George Wallace, a well-known, fine poet, has entered this arena and has recently issued CDs of his poems with music written by others. The most recent of these is the subject of today's show: The Plains of Po, a beautiful production with fine words by George Wallace, fine music and performance by Ana Spasić and Francesco Paolo Paladino, and gorgeous illustrations by Alberto Bertoldi. The great poet William Butler Yeats was always fearful that music would overpower his words and took care that that would not be the case when songs appeared in his plays. It is certainly not the case here.
Here is the title poem simply as a poem:
Not just the gone flesh
of a sinner
hanging beside
the glowing corpse
of his savage, cursing god
not just the flesh of the sun
in its erotic rage
raining volcanic ash
down upon civilizations
nor the son of a Roman
soldier or senator
amusing himself
with bayonet blades
and bottle rockets
I carry these poems
like sacraments
gripped in the
mystic act of love
like Paolo Pasolini
before the war,
a childlike figure
born from tilled land,
torched with felibrisme
in the sunstruck days,
surveying the rough,
heartless landscape
of northern Italy,
the 'Plains of Po'
beyond which lies
Bologna
And now, the CD...

Plains of Po, an internationally acclaimed album of art songs featuring the talents of poet George Wallace, soprano Ana Spasic and composer Francesco Paladino, debuts on the airwaves at KPFA (94.1) radio, San Francisco California, this Tuesday June 17 2 pm PST (5 pm EST 11 pm CEST).
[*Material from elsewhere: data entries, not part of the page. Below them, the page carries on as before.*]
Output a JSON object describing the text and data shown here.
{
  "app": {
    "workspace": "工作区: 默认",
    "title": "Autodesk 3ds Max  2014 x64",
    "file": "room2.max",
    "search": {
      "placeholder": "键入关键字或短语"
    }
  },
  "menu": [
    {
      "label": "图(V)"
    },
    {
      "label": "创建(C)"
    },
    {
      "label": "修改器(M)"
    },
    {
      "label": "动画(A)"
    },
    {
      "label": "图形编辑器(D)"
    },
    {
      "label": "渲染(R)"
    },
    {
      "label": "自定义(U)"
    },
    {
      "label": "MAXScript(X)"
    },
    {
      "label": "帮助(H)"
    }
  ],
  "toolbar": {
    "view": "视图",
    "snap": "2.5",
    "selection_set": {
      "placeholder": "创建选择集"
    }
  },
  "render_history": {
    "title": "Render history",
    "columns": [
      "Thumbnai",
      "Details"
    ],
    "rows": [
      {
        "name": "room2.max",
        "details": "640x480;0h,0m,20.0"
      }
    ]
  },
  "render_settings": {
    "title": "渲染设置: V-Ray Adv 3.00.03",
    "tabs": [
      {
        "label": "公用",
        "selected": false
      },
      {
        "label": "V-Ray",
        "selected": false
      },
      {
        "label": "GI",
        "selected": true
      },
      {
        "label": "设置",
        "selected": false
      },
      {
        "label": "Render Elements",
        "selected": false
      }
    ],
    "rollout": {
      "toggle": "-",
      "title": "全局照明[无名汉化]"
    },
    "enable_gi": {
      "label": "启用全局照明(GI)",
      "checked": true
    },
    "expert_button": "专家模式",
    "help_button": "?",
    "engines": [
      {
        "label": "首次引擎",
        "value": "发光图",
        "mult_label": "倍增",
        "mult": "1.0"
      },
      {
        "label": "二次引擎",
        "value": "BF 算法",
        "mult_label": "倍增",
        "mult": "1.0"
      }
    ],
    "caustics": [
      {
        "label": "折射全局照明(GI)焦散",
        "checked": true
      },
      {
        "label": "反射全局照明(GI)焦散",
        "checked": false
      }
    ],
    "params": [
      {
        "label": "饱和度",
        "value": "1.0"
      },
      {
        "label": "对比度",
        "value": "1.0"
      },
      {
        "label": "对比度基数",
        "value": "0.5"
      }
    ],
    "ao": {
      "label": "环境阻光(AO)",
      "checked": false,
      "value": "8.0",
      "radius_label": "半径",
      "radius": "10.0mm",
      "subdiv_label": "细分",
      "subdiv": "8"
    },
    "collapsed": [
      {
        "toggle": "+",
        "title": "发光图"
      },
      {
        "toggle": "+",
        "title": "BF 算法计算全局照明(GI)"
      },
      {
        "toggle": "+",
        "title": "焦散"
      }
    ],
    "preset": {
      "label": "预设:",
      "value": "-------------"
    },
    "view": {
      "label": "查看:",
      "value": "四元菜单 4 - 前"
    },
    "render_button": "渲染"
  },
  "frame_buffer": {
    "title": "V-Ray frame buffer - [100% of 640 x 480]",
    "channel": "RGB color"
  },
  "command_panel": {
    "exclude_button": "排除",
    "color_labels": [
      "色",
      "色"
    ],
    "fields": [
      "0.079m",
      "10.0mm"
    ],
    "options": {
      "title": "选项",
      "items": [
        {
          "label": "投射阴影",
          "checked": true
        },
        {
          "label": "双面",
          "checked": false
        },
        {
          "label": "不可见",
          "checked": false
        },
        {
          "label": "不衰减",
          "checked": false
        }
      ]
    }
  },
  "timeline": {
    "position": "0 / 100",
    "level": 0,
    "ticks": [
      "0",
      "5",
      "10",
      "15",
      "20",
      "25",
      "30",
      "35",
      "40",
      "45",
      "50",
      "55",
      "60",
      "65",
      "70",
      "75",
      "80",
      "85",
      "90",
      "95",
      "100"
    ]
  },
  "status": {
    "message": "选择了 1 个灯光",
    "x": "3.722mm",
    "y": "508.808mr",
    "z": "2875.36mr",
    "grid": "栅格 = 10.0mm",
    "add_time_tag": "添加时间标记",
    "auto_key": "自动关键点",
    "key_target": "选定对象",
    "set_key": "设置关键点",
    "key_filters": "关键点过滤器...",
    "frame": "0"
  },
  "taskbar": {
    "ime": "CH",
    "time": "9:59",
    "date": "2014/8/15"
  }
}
In the first of a two-part show on Cover To Cover, the venerable poetry show serving the Bay area since 1988, Foley -- a highly influential poet, critic and radio personality -- groups Wallace favorably as a poet-lyricist with the likes of Bob Dylan, Leonard Cohen, George Gershwin and Cole Porter, and praises the album as a beautiful production with fine words by George Wallace, fine music and performance by Ana Spasić and Francesco Paolo Paladino, and gorgeous illustrations by Alberto Bertoldi.
"The great poet William Butler Yeats was always fearful that music would overpower his words and took care that that would not be the case when songs appeared in his plays," notes Foley. "It is certainly not the case here."KPFA, est. 1949, a pioneer in the Pacifica Radio Network, a champion of countercultural causes, and the first listener-supported radio broadcaster in the United States.Plains Of Po's premiere on KPFA-Cover To Cover follows on the heels of a major broadcast presentation and conversation in Rome with Red Ronnie, an historic TV personality and recognized gatekeeper for contemporary music listening throughout Italy.
Part II of Jack Foley's Plains of Po broadcast date TBA.